In 1980, the US was going through yet another immigration crisis. Middle America’s feathers had been greatly ruffled by the arrival of the Vietnamese ‘boat people’ and then Castro had suddenly permitted a massive wave of migration from Cuba which included not only honest people seeking a better life, but also hundreds of violent criminals recently released from prison specifically for the migration wave.
And yet again, while the US government was absolutely prepared to bang the drum about human rights violations by the Castro regime, it was equally unprepared to process those immigrants, despite far fewer Cubans arriving in 1980 than Vietnamese in 1975-76. (There were 100,000 Vietnamese refugees in Camp Pendleton after the Fall of Saigon.)
Rothbard comments on the issue:
Thousands clamor to get out of Russia or Cuba or Vietnam, while no one rushes to apply for citizenship in these alleged examples of workers’ paradise.
Fair enough, and a good point as far as it goes. But curiously, the yearning masses seeking freedom from Communist countries get an all too chilly reception when they seek freedom and prosperity by entering the Land of the Free. If there is not exactly an iron curtain keeping these freedom-seekers out, there is at best grudging assent and at worst severe restrictions upon these would-be immigrants.“From Cuban to American Socialism”, Reason, December 1980
Unfortunately for those desperately trying to escape totalitarian socialist regimes–people not so different from Mises and Hayek fleeing the Nazis or Dr. Yuri Maltsev fleeing the Soviet Union–the situation has grown worse in the 39 years since Rothbard penned that editorial in Reason Magazine.

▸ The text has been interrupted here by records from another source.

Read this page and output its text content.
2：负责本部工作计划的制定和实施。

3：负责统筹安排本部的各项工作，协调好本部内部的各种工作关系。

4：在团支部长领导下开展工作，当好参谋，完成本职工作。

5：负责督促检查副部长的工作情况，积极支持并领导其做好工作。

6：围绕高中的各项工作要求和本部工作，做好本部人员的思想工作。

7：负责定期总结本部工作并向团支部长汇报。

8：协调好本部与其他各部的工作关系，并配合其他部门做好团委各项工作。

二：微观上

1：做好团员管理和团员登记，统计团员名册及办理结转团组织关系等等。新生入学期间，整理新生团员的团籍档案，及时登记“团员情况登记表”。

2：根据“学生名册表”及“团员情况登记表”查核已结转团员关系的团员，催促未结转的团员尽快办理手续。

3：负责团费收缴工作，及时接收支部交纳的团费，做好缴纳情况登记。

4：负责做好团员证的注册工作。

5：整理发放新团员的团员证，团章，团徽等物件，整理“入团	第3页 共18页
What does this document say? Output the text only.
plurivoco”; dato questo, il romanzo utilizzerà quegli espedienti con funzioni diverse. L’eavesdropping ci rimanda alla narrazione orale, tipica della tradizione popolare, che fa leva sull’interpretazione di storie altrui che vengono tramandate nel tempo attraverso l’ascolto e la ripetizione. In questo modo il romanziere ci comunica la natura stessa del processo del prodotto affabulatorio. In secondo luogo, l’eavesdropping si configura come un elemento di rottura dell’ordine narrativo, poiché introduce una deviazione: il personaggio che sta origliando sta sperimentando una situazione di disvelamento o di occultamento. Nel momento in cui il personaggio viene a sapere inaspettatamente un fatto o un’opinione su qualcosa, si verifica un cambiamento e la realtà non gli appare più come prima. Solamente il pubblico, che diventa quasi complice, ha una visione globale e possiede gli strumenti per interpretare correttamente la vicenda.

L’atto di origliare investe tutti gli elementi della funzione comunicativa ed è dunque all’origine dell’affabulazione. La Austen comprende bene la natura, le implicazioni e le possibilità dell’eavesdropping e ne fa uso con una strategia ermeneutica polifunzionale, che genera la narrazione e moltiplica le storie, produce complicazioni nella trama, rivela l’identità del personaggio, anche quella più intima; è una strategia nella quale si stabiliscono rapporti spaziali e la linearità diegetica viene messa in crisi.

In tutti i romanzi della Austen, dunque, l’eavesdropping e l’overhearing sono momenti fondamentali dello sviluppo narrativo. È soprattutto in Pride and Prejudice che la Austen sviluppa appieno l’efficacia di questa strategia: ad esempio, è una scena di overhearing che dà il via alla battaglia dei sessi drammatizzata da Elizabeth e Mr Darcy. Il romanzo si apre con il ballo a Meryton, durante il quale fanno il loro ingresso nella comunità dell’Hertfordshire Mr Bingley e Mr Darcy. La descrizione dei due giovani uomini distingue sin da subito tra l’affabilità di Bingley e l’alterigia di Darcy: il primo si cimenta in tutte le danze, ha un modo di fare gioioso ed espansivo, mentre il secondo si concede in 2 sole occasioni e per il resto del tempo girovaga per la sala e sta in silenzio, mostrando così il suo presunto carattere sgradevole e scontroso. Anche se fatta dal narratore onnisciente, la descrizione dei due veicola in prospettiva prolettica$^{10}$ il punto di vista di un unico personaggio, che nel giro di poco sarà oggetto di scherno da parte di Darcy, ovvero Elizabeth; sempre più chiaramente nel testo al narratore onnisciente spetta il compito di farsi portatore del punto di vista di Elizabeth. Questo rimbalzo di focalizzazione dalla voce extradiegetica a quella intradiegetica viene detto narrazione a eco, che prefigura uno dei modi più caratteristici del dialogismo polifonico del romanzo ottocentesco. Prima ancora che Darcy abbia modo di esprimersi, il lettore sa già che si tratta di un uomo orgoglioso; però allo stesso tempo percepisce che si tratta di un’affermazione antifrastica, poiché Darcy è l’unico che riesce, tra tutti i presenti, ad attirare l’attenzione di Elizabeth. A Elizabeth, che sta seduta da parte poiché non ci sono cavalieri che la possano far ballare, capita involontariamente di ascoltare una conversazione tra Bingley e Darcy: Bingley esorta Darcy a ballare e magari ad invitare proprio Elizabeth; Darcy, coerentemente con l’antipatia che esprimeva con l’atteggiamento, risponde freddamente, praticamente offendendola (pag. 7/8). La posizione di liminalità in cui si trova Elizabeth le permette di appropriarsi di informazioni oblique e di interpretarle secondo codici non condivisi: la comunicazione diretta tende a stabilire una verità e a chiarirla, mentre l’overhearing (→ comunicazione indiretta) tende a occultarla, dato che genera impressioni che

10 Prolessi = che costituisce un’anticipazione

US policy has become more hostile towards Cuban immigrants, thanks to Barack Obama ending the wet foot/dry foot policy that was the only hope for Cuban refugees for many decades. Thanks to the Trump administration’s fanatical enforcement of a highly restrictive immigration policy, this is the most dangerous time for immigrants escaping from communist countries like Cuba and Venezuela.
In 2018, this Institute responded to a cry for help from a verified (and further verifiable) Cuban dissident who fled to the United States after repeated death threats from Cuba’s State Security agency–the creation of Ernesto “Che” Guevara himself. The refugee, Alex Sosa, never entered the United States illegally. Instead, he entered Mexico, turned north and showed up at the port of entry of Brownsville, Texas, where he presented himself to uniformed CBP officers and requested asylum.
He had never set foot in the country before and therefore was not an illegal immigrant. However, he was detained at the port of entry and then held in the federal prison at Pine Prairie, Louisiana before being deported. Indeed, CBP and ICE under the Trump administration baited him with the promise of “looking into it” and then locked him up with common criminals in the correctional facility. If they had advised him before detaining him that he would be sitting in a federal prison until he could somehow come up with an immigration lawyer, Alex Sosa would simply have stayed in Mexico.
Read more about that drama:
To wrap up this discussion, we at the Mises-Mambí Institute agree with Murray Rothbard’s recommendation: “If we truly wish to be the land of the free, we must return to the traditional American policy before World War I of welcoming immigrants, of lifting our lamp by the golden door.”